Наитяжелейшим политическим кризисом, через который прошел Цицерон после великих битв своего консульства, был, безусловно, тот, что завершился падением Римской республики при Фарсале. Мы знаем, что он не по своей воле ввязался в этот страшный конфликт, исход которого предвидел, и что он колебался почти год, прежде чем решиться на какой-то шаг. Не удивительно, что он колеблся так долго. Он был уже не молод и не безвестен, как тогда, когда защищал Росца. Он обладал высоким положением и славным именем, которые не желал компрометировать, и человеку позволено поразмыслить, прежде чем рисковать состоянием, славой и, быть может, жизнью на одну карту. К тому же вопрос был не столь прост и правота не столь ясна, как кажется на первый взгляд. Лукан, чьи симпатии несомненны, все же говорил, что невозможно узнать, на чьей стороне лежала справедливость, и эта неясность, похоже, не развеялась до конца, коль скоро спустя восемь веков обсуждений потомство так и не преуспело в достижении согласия. Любопытно, что у нас, в XVII столетии, в разгар монархического правления, ученые мужи без колебаний высказались против Цезаря. Магистраты высших судов, люди осмотрительные и умеренные по своим должностям и характеру, приближенные к королю и не скупившиеся на лесть, брали на себя смелость быть помпеянцами и даже яростными помпеянцами в частной жизни. «Первый президент, — говорит Ги-Патен, — до такой степени на стороне Помпея, что однажды выразил радость оттого, что и я разделяю это мнение, после того как я сказал ему в его прекрасном саду в Бавиле, что если бы я заседал в сенате, когда Юлий Цезарь был убит, я нанес бы ему двадцать четвертый удар». Напротив, именно в наши дни, в демократическую эпоху, после Французской революции и во имя революции и демократии, сторона Цезаря отстаивалась с наибольшим успехом, а польза, извлеченная человечеством из его победы, была представлена в самом ясном свете.

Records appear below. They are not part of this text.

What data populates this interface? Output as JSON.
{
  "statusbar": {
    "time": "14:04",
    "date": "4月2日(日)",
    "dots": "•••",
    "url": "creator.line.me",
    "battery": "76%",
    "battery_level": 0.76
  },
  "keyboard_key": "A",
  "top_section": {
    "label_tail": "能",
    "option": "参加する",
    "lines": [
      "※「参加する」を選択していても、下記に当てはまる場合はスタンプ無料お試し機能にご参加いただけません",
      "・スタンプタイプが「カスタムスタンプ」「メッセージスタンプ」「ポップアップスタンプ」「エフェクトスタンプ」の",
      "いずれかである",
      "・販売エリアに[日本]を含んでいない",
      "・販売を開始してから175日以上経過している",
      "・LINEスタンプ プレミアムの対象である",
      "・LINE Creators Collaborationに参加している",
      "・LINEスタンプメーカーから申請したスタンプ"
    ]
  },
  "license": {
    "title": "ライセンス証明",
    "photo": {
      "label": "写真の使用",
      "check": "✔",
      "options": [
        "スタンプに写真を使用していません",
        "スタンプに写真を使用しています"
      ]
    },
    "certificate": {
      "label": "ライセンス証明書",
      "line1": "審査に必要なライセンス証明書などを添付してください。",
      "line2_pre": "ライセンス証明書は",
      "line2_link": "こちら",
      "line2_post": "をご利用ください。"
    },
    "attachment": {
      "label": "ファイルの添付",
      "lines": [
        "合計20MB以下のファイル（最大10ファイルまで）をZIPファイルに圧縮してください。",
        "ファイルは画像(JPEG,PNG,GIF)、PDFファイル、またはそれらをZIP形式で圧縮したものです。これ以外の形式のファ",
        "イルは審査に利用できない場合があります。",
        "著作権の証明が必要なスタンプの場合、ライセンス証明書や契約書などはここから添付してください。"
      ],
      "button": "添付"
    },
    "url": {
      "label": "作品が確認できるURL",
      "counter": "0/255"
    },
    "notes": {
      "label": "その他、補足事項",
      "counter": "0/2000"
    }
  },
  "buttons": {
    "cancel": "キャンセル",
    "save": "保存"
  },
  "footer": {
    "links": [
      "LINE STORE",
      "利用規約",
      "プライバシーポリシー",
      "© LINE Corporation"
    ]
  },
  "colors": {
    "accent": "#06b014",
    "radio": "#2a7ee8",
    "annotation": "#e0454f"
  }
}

У меня нет намерения вновь открывать этот спор, он слишком плодороден на бурные дискуссии. Я хочу здесь коснуться лишь той его части, которая необходима для объяснения политической жизни Цицерона. Полагаю, существуют два весьма отличных друг от друга взгляда на этот вопрос: первый — наш собственный, то есть людей, не участвовавших в распрях прошлых веков, которые подходят к ним как историки или философы, после того как время остудило их страсти, судят о них меньше по их причинам, нежели по результатам, и задают себе вопрос прежде всего о том, какое добро или зло они принесли миру; второй — взгляд современников, которые судят о них со своими страстями и предрассудками, в соответствии с идеями своего времени, в их отношении к самим себе и без понимания их отдаленных последствий. Я намерен исходить исключительно из последней точки зрения, хотя первая представляется мне более величественной и плодотворной; но поскольку моя единственная цель — потребовать от Цицерона объяснения его политических поступков, а от него нельзя разумно требовать предвидения будущего, я ограничусь тем, что покажу, как ставился этот вопрос в его время, какие доводы приводились с обеих сторон и каким образом мудрому человеку, любившему свою страну, было естественно эти доводы оценивать. Забудем же те восемь веков, что отделяют нас от этих событий, представим себя в Формиях или Тускуле в те долгие дни тревоги и неизвестности, которые Цицерон провел там, и послушаем, как он обсуждает с Аттиком или Курио те аргументы, к которым обе партии призывали его присоединиться.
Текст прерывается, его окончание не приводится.